In contrast to the situation with HSP genes, we found no subset of genes related to fat metabolism or muscle fiber metabolism which were significant across environmental conditions and genders to predict beef tenderness. In some ways, this observation confirms results recently obtained by de Jager et al.  who observed differences in expression of the lipid storage genes between tough and tender genotypes, but also observed large differences in the expression of genes involved in fat and energy metabolism across two different experimental sites in Australia independently of genotype.

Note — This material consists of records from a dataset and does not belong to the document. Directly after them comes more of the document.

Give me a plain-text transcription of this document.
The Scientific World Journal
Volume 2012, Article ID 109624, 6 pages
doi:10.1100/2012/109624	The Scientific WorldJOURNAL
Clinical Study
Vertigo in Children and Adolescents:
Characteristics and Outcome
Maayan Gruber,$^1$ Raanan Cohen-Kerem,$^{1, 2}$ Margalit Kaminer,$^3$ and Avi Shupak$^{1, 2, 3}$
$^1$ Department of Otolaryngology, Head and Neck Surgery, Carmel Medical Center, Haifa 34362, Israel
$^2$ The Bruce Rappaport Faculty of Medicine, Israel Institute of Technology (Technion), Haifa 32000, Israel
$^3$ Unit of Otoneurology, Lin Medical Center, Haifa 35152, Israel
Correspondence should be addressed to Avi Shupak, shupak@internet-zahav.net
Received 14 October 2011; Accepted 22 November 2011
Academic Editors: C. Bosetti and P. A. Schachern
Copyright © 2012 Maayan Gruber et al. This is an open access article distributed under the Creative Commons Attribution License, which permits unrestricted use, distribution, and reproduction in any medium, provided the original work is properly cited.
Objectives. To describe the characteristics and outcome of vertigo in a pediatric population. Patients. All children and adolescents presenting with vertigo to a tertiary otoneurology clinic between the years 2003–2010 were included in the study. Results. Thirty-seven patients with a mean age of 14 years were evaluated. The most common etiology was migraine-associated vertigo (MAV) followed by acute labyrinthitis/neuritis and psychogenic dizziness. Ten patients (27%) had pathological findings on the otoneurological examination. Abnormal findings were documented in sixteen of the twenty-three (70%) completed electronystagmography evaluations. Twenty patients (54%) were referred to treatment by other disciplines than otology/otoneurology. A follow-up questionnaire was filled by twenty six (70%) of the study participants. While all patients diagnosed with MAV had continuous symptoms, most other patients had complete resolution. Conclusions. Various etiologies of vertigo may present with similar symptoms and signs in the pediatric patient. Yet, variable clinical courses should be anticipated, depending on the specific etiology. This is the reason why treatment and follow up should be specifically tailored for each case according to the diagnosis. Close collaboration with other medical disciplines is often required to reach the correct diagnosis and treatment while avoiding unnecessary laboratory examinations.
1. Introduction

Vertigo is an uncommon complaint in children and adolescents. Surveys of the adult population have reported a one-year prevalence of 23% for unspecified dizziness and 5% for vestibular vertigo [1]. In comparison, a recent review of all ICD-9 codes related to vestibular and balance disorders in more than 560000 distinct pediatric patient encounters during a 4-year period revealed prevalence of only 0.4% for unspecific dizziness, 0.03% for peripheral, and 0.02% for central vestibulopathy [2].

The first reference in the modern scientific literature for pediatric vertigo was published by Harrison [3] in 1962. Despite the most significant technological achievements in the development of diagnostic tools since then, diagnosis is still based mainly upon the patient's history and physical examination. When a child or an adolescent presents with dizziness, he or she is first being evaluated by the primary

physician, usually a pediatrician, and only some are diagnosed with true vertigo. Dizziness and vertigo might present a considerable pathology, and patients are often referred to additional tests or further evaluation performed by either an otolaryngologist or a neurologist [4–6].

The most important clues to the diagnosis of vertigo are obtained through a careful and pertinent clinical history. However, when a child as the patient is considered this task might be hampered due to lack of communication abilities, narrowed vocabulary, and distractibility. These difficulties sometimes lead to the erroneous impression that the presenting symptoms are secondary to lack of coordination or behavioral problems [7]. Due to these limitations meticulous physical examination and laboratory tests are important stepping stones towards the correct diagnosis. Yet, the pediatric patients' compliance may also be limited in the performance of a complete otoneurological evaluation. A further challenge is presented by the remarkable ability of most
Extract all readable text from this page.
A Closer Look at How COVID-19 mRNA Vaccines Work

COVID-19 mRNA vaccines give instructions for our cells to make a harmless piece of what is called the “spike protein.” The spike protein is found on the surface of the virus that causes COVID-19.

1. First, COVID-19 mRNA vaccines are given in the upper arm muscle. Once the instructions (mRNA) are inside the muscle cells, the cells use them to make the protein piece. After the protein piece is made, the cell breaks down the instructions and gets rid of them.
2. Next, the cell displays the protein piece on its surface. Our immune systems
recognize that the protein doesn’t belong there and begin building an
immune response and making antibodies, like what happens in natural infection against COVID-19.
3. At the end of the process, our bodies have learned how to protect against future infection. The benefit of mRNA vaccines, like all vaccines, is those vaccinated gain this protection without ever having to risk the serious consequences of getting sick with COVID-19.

A likely explanation is that these gene expression changes are reflecting differences in metabolic status of the animals such as turnover rates of nutrients (fatty-acid precursors such as glucose, triglycerides and fatty acids) or mitochondrial activity, especially considering nutritional regimens, feed density, ambient temperature, slaughtering conditions, etc between the different experimental sites or the different years of slaughtering.